NVCC COLLEGE-WIDE COURSE CONTENT SUMMARY
HIS 188 - FIELD SURVEY TECHNIQUES FOR ARCHAEOLOGY (3 CR.)

COURSE DESCRIPTION
Provides an introduction to basic field techniques used in surveying archaeological and architectural sites.  Emphasizes hands-on experience in both classroom and field work.  Includes methods to identify and record archaeological sites and standing structures, to nominate sites to the National Register of Historic Places, to address relevant preservation laws, to preserve, mark, and catalogue artiffacts in the laboratory.   Lecture 3 hours per week.

GENERAL COURSE PURPOSE

This course will provide an introduction to basic field techniques used in surveying archaeological and architectural sites. Hands-on experience will be emphasized in both classroom and field work. Also students will be introduced to the procedures in processing, identifying, analyzing, and conserving artifacts.

ENTRY LEVEL COMPETENCIES

General college entrance competencies.

COURSE OBJECTIVES

Upon completion, the student should be able to:

    A. understand the development of cultural resource management in the United States,

    B. know the historic preservation laws and how they are applied in the planning process,

    C. participate in conducting Phase I, II, III archaeological surveys,

    D. complete archaeological survey forms and use basic field equipment,

    E. recognize architectural styles and architectural details,

    F. conduct archival research, and

    G. complete local and national architectural survey forms, including national Register of Historic Places Preliminary Registration Forms.

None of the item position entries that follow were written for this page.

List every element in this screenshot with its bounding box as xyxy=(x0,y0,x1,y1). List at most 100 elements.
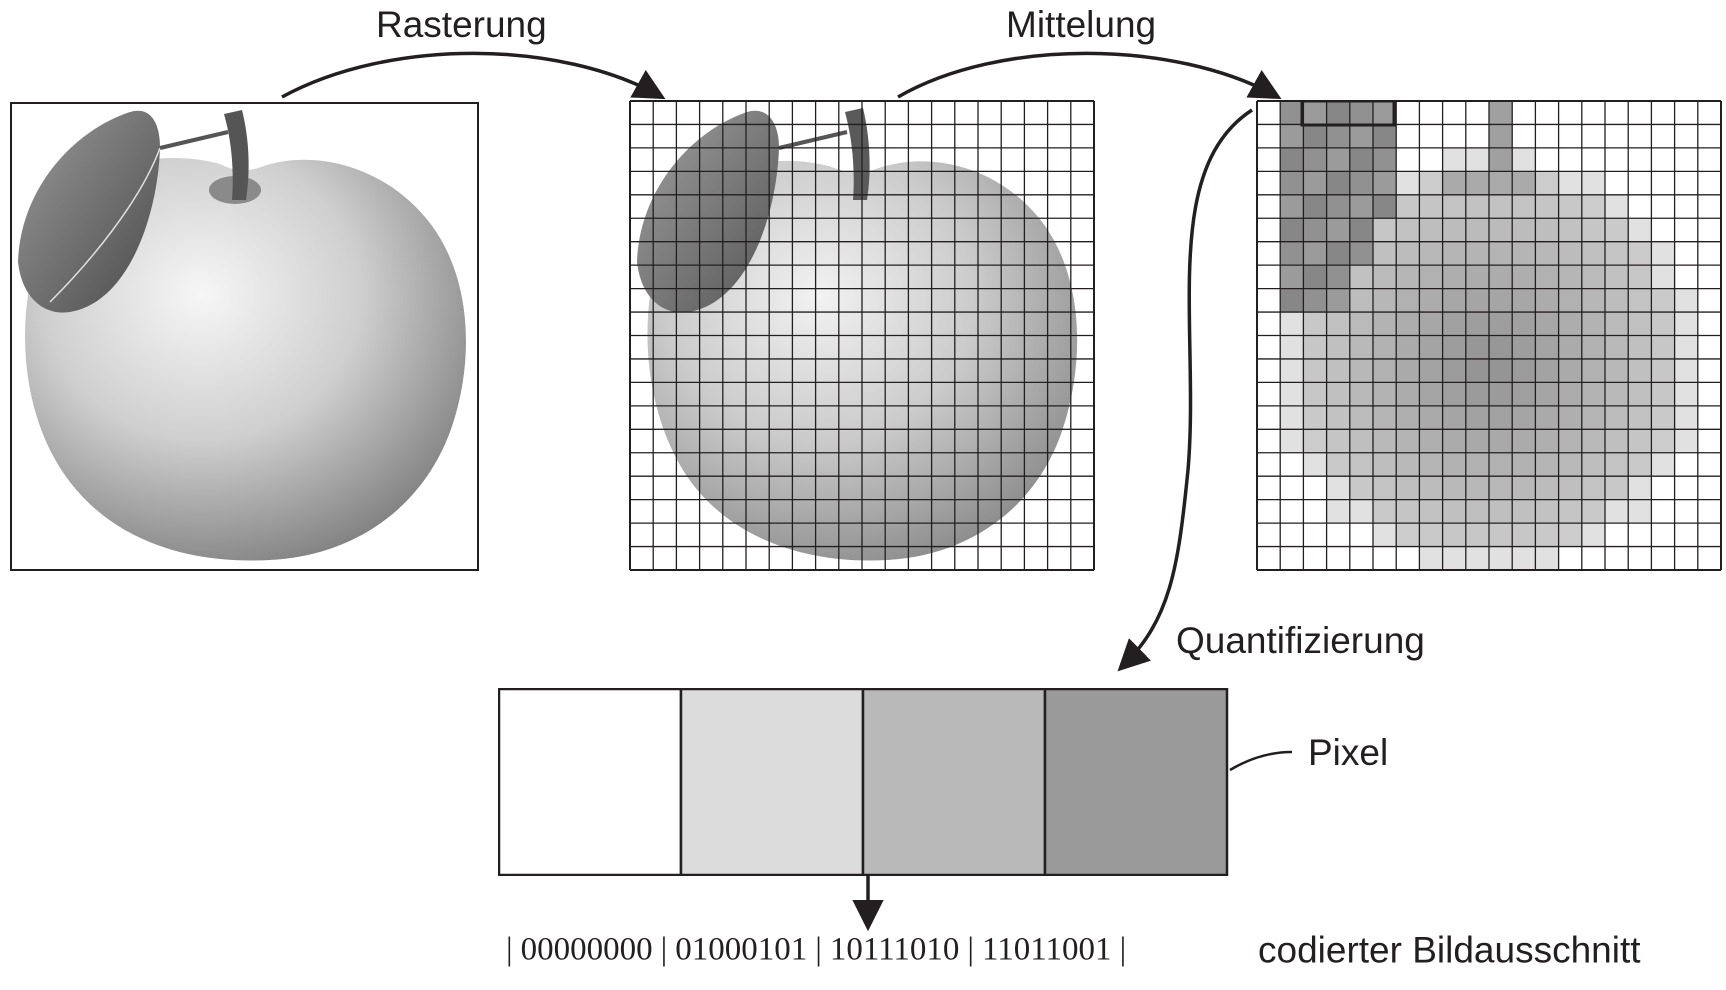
averaged-cell xyxy=(1489,523,1513,547)
averaged-cell xyxy=(1512,476,1536,500)
averaged-cell xyxy=(1419,241,1443,266)
averaged-cell xyxy=(1373,523,1397,547)
averaged-cell xyxy=(1373,382,1397,406)
averaged-cell xyxy=(1373,171,1397,195)
averaged-cell xyxy=(1628,171,1652,195)
averaged-cell xyxy=(1581,265,1605,289)
averaged-cell xyxy=(1396,335,1420,359)
averaged-cell xyxy=(1465,218,1489,242)
averaged-cell xyxy=(1396,101,1420,125)
averaged-cell xyxy=(1465,358,1489,383)
averaged-cell xyxy=(1396,476,1420,500)
averaged-cell xyxy=(1535,382,1559,406)
averaged-cell xyxy=(1674,171,1698,195)
averaged-cell xyxy=(1489,194,1513,219)
rasterung-arrow xyxy=(281,51,666,100)
averaged-cell xyxy=(1303,335,1327,359)
averaged-cell xyxy=(1581,124,1605,148)
averaged-cell xyxy=(1605,288,1629,313)
averaged-cell xyxy=(1558,194,1582,219)
averaged-cell xyxy=(1651,358,1675,383)
averaged-cell xyxy=(1396,405,1420,430)
averaged-cell xyxy=(1373,429,1397,453)
averaged-cell xyxy=(1465,171,1489,195)
averaged-cell xyxy=(1558,405,1582,430)
averaged-cell xyxy=(1581,218,1605,242)
averaged-cell xyxy=(1697,124,1721,148)
averaged-cell xyxy=(1628,288,1652,313)
averaged-cell xyxy=(1280,171,1304,195)
averaged-cell xyxy=(1280,429,1304,453)
averaged-cell xyxy=(1558,147,1582,172)
averaged-cell xyxy=(1535,546,1559,570)
averaged-cell xyxy=(1697,171,1721,195)
averaged-cell xyxy=(1349,499,1373,524)
averaged-cell xyxy=(1581,288,1605,313)
averaged-cell xyxy=(1396,288,1420,313)
averaged-cell xyxy=(1442,101,1466,125)
averaged-cell xyxy=(1280,194,1304,219)
averaged-cell xyxy=(1396,523,1420,547)
averaged-cell xyxy=(1396,171,1420,195)
averaged-cell xyxy=(1697,405,1721,430)
averaged-cell xyxy=(1349,476,1373,500)
averaged-cell xyxy=(1628,101,1652,125)
averaged-cell xyxy=(1674,335,1698,359)
averaged-cell xyxy=(1442,241,1466,266)
averaged-cell xyxy=(1349,523,1373,547)
averaged-cell xyxy=(1373,476,1397,500)
averaged-cell xyxy=(1605,265,1629,289)
rastered-apple-panel xyxy=(629,100,1095,571)
averaged-cell xyxy=(1349,452,1373,477)
averaged-cell xyxy=(1465,546,1489,570)
averaged-cell xyxy=(1419,546,1443,570)
averaged-cell xyxy=(1651,101,1675,125)
averaged-cell xyxy=(1674,523,1698,547)
averaged-cell xyxy=(1303,499,1327,524)
averaged-cell xyxy=(1373,124,1397,148)
averaged-cell xyxy=(1651,288,1675,313)
averaged-cell xyxy=(1674,499,1698,524)
averaged-cell xyxy=(1349,429,1373,453)
averaged-cell xyxy=(1396,499,1420,524)
averaged-cell xyxy=(1303,476,1327,500)
averaged-cell xyxy=(1396,194,1420,219)
averaged-cell xyxy=(1465,523,1489,547)
averaged-cell xyxy=(1419,147,1443,172)
averaged-cell xyxy=(1674,382,1698,406)
code-separator: | xyxy=(506,931,513,968)
averaged-cell xyxy=(1489,171,1513,195)
highlight-cell-group xyxy=(1300,100,1396,127)
averaged-cell xyxy=(1535,452,1559,477)
averaged-cell xyxy=(1303,312,1327,336)
averaged-cell xyxy=(1512,452,1536,477)
averaged-cell xyxy=(1465,241,1489,266)
averaged-cell xyxy=(1396,546,1420,570)
averaged-cell xyxy=(1674,218,1698,242)
averaged-cell xyxy=(1697,241,1721,266)
averaged-cell xyxy=(1349,171,1373,195)
averaged-cell xyxy=(1512,147,1536,172)
averaged-cell xyxy=(1512,101,1536,125)
averaged-cell xyxy=(1512,241,1536,266)
averaged-cell xyxy=(1697,546,1721,570)
averaged-cell xyxy=(1628,265,1652,289)
averaged-cell xyxy=(1257,429,1281,453)
averaged-cell xyxy=(1303,265,1327,289)
averaged-cell xyxy=(1628,335,1652,359)
averaged-cell xyxy=(1512,194,1536,219)
averaged-cell xyxy=(1419,429,1443,453)
averaged-cell xyxy=(1628,124,1652,148)
averaged-cell xyxy=(1442,124,1466,148)
raster-grid-drawing xyxy=(629,100,1095,571)
averaged-cell xyxy=(1442,288,1466,313)
averaged-cell xyxy=(1651,335,1675,359)
averaged-cell xyxy=(1558,476,1582,500)
averaged-cell xyxy=(1257,358,1281,383)
averaged-cell xyxy=(1349,312,1373,336)
averaged-cell xyxy=(1674,312,1698,336)
code-0: 00000000 xyxy=(520,931,653,968)
averaged-cell xyxy=(1535,335,1559,359)
averaged-cell xyxy=(1697,358,1721,383)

MAJOR TOPICS TO BE INCLUDED
    A. The Importance of Surveying in Historic Preservation
        1. The role of archaeology and architecture in historic preservation:  A local perspective.
        2. The need to survey: Is the process development driven or a useful planning tool?
        3. Applying Historic Preservation Laws locally, statewide and nationally
    B. Field Methods in Archaeology
       
        1. Where in the World are we? An Introduction to Maps.
        2. Using Topographic Maps in Archaeological Survey.
        3. Preparing the base map: The importance of the transit and grid.
        4. A close encounter with the transit.
    C. Field Methods in Architectural Survey
         
        1. Placing Architectural styles in historic context
        2. The history of Northern Virginia through its buildings.
        3. The finer details of architecture
        4. The national register of historic places:  How to evaluate a property or site.
        5. The national register of historic place:  Completing the preliminary form.